La Cámara de Apelación en lo Civil y Comercial de Mercedes, provincia de Buenos Aires, confirmó la condena contra un restaurante que impidió el ingreso de un niño con trastorno del espectro autista (TEA) y síndrome de Asperger, quien estaba acompañado por su perro guía. El tribunal ratificó el pago de una indemnización por daño moral y la aplicación de una multa civil por considerar que existió un acto discriminatorio.
El episodio ocurrió en un restaurante de Mar del Plata, donde una familia intentó ingresar junto al menor y el animal de asistencia. Según la demanda, el personal del establecimiento les negó el acceso pese a que los padres exhibieron la documentación que acreditaba la función del perro guía.
La familia inició una demanda civil en busca de una reparación por los daños sufridos. En primera instancia, la Justicia hizo lugar al reclamo y condenó a la empresa responsable del local al pago de una indemnización y de un daño punitivo.
La Cámara ratificó la indemnización
La sentencia, ahora confirmada por la Cámara, estableció una indemnización de 16 millones de pesos más intereses, monto que será distribuido entre el niño y sus padres. Además, mantuvo la aplicación del daño punitivo previsto en la Ley de Defensa del Consumidor.
Los jueces consideraron que la negativa a permitir el ingreso vulneró derechos protegidos por la Ley Antidiscriminatoria, la Convención sobre los Derechos de las Personas con Discapacidad y otros tratados internacionales incorporados al ordenamiento jurídico argentino.
El tribunal sostuvo que el hecho no solo afectó el acceso al establecimiento, sino también la dignidad, la igualdad y la integración social del menor y de su familia.
Rechazaron el planteo de la empresa
La firma apeló la decisión al considerar que las indemnizaciones resultaban excesivas y que el episodio no justificaba la aplicación del daño punitivo, al tratarse —según argumentó— de un hecho aislado.
Sin embargo, la Cámara desestimó esos planteos.
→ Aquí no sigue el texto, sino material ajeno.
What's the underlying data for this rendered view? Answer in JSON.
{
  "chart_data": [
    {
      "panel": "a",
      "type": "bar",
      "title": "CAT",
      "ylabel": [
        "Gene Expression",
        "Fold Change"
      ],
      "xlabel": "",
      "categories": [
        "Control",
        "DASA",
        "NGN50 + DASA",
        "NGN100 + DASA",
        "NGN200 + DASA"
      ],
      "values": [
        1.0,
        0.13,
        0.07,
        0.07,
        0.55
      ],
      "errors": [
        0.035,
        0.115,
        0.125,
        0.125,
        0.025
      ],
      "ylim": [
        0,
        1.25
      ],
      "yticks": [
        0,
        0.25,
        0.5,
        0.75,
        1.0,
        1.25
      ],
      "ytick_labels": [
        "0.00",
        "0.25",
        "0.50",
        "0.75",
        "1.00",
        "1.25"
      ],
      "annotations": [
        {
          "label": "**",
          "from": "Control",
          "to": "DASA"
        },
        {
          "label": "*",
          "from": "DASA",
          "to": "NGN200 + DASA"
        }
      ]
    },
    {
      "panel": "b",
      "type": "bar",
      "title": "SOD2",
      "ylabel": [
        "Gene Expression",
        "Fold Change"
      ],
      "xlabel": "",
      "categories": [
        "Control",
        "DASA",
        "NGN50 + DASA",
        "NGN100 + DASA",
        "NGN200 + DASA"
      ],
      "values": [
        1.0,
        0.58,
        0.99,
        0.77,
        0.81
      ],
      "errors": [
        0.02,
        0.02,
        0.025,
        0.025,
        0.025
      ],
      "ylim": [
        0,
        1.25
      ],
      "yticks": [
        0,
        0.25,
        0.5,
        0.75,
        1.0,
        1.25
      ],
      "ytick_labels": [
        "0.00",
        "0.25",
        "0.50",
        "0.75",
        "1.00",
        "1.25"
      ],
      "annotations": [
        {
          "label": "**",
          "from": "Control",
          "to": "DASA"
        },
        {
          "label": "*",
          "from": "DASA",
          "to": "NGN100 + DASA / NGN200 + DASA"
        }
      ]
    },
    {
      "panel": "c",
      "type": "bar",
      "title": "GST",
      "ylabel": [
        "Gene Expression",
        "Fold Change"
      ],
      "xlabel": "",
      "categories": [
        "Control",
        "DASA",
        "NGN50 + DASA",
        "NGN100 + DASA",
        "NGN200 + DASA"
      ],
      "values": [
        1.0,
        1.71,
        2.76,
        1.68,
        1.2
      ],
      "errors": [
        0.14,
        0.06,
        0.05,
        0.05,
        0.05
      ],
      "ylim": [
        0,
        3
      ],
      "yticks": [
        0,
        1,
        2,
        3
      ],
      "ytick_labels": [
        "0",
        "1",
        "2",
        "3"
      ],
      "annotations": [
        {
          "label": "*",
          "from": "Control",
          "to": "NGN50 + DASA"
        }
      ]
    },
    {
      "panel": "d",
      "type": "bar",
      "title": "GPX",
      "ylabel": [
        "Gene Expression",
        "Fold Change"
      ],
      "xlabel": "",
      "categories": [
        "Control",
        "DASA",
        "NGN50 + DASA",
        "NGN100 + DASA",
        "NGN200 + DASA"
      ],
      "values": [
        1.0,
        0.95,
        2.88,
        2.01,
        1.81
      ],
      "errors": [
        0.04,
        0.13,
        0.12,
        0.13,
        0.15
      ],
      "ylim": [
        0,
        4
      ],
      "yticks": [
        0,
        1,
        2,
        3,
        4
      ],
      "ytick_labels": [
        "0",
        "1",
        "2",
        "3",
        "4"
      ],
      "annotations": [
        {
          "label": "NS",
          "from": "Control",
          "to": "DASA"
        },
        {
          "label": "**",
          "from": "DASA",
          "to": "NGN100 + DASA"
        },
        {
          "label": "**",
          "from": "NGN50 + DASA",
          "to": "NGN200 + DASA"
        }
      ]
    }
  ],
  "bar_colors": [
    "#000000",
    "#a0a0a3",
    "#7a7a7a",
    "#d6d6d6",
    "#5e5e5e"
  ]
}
Los magistrados señalaron que la documentación presentada acreditaba la condición de perro guía y que el restaurante mantuvo igualmente la negativa de ingreso, configurando una conducta de especial gravedad frente a una persona en situación de vulnerabilidad.
Asimismo, remarcaron que el daño punitivo no requiere que la conducta se haya repetido en otras oportunidades, ya que su finalidad es sancionar comportamientos especialmente reprochables y prevenir que vuelvan a ocurrir hechos similares.
Un precedente sobre accesibilidad e inclusión
Durante el proceso también se pronunciaron en favor de la familia el Ministerio Público Fiscal y la Asesoría de Incapaces, que coincidieron en la necesidad de confirmar íntegramente la sentencia.
Con este fallo, la Cámara dejó firme la condena y ratificó que impedir el acceso de una persona con discapacidad acompañada por un perro guía constituye una conducta discriminatoria que vulnera derechos fundamentales protegidos por la legislación nacional e internacional.